Washington Redskins Coach Joe Gibbs said yesterday that Doug Williams could be his starting quarterback for just one game, or for as long as the rest of the season, and that Jay Schroeder will return to the starting lineup when Gibbs believes "Jay can do a better job for us than Doug's doing."

Williams, who replaced Schroeder in the first half and led the Redskins to a 20-13 win against Detroit Sunday, will start against the Los Angeles Rams Monday night at RFK Stadium. After that, it's anyone's guess in what has become the most volatile midseason controversy of Gibbs' seven years as head coach.

Gibbs also said that former replacement player Darrick Brilz probably will start at left guard in place of injured Ed Simmons, which means that veteran Jeff Bostic again has been passed over for an opening on the starting offensive line. Gibbs said Bostic will continue to snap on punts and play a reserve role on the offensive line.

"Nothing's wrong with Jeff Bostic's play," Gibbs said. "We've got other people we've been working in there. Jeff's taking the snapping role and being a backup to those spots really fits in with what we feel like is the best way to play him right now. Whether that's right or wrong, that's what we're doing."

Gibbs continued: "Jeff is a darn good football player. I think we've got some big young guys and Brilz is another one of them that played awful good. With Jeff being the deep snapper, it's easier for us to say he backs up at guard and center. Maybe that's not fair to him, but that's what we're doing."

Meantime, defensive coordinator Larry Peccatiello said if Rich Milot's sprained left ankle is healthy, he will return to practice Thursday as the starting middle linebacker. Neal Olkewicz has filled in for Milot the last two games.

Schroeder, who said he doesn't know when he will return to the starting lineup, offered the first concrete reason for his problems in a hastily called news conference last night at Redskin Park.

In the first half of the game against Detroit, Schroeder said, "I was probably pressing.

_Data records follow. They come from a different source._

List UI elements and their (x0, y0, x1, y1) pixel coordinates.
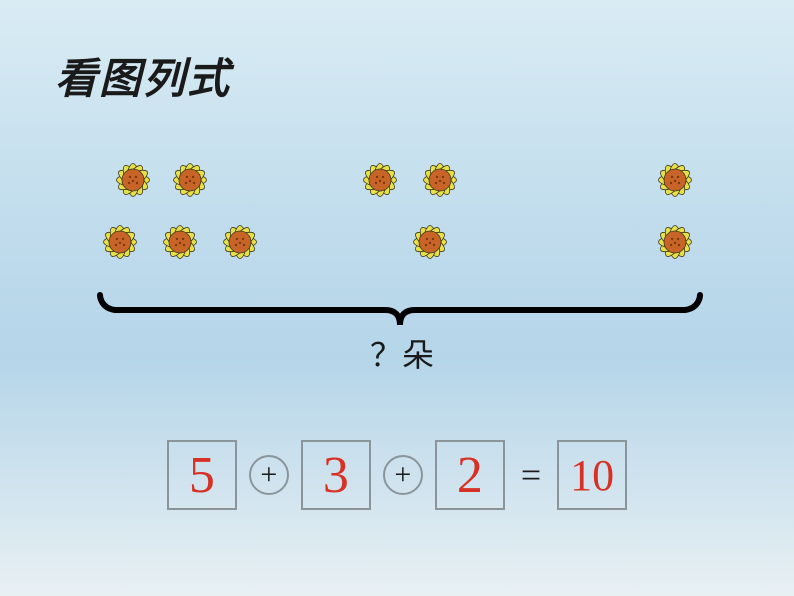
flower-icon (155, 217, 205, 267)
equation: 5 + 3 + 2 = 10 (0, 430, 794, 520)
page-title: 看图列式 (55, 45, 231, 106)
flower-icon (95, 217, 145, 267)
operator-1: + (249, 455, 289, 495)
flower-icon (165, 155, 215, 205)
term-box-2: 3 (301, 440, 371, 510)
term-box-1: 5 (167, 440, 237, 510)
flower-icon (415, 155, 465, 205)
operator-2: + (383, 455, 423, 495)
result-box: 10 (557, 440, 627, 510)
flower-icon (650, 217, 700, 267)
flowers-area (0, 155, 794, 295)
flower-icon (108, 155, 158, 205)
flower-icon (215, 217, 265, 267)
flower-icon (650, 155, 700, 205)
term-box-3: 2 (435, 440, 505, 510)
flower-icon (405, 217, 455, 267)
flower-icon (355, 155, 405, 205)
equals-sign: = (517, 454, 545, 496)
bracket-label: ？朵 (370, 330, 434, 376)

I was trying to make plays when they weren't there."

Schroeder overthrew receivers on two passes and almost had two other passes intercepted before being benched by Gibbs with seven minutes left in the first half and the score tied, 3-3. Williams led the Redskins to two touchdowns and a 17-3 halftime lead.

There is no timetable for Schroeder's return, Gibbs said yesterday at his regular Monday news conference.

"I think Jay is the quarterback of the future for the Redskins," Gibbs said. "I think he'll be the guy who comes back, whenever that is, down the road, whether it's a week, two weeks, two years, whatever, I don't know what it's going to be."

Schroeder, who spoke with Gibbs at Redskin Park yesterday in a meeting both described as cordial, said he is going to spend his practice time getting ready to take over his old job whenever Gibbs asks him to.

"If I get the opportunity to play next week, the week after or next year, I want to be ready," Schroeder said.

Gibbs said he made his surprising decision to bench Schroeder not on any one play, but on an "accumulation" of items from practice and games since the players' strike ended four weeks ago.

"It's a very hard thing to go through," Gibbs said. "I feel for Jay. It hurts him. It hurts his pride and everything else. It's a painful thing for Jay and for me. I don't like doing it, but it's something I felt had to be done.

"In the game yesterday {Sunday}, I was wanting him to be sharp early. I was wanting our team to look sharp early. I was wanting them to do good things early. I did not feel like we were doing that. There came a point where I said I had to make the change, but it was not any one thing, any one play."

For the first time, Gibbs said he "gambled a little bit" by deciding to start Schroeder in the Redskins' first game after the strike, against the New York Jets. Schroeder sprained his right shoulder early in the first game of the season and could not throw for several weeks. He was able to practice in the last week or two of the strike, but there has been some question about whether the injury, combined with the layoff, has affected his play this season.

Gibbs, who found himself engaged in his longest news conference of the season, said one of the reasons he doesn't like changing quarterbacks is because of all the attention such a move draws.

Gibbs acknowledged that his players might take sides and line up behind either Williams or Schroeder. "Sure," he said, "there's always that risk."

As badly as Gibbs feels for Schroeder, he said he was "very pleased" for Williams, who, at 32, has been the subject of numerous trade rumors this year. As an assistant coach with Tampa Bay in 1978, Gibbs was responsible for helping draft Williams and coach him in his rookie season. They have been friends since.

"I'm glad to see him have good experiences," Gibbs said. "It's good to see a guy you think is a great guy get a good opportunity. I hope it all goes well."

Meanwhile, the Redskins offensive line continues to undergo change. For the second week in a row, a starter will undergo an arthroscopic knee examination. Last week, it was center Russ Grimm. Today, Simmons will have his sprained right knee examined, head trainer Bubba Tyer said. The 305-pound rookie probably will be out at least a month.

Gibbs said a decision probably will be made later in the week on whether running back George Rogers can play against the Rams. Rogers pulled up with a strained groin late in the first half of Sunday's game.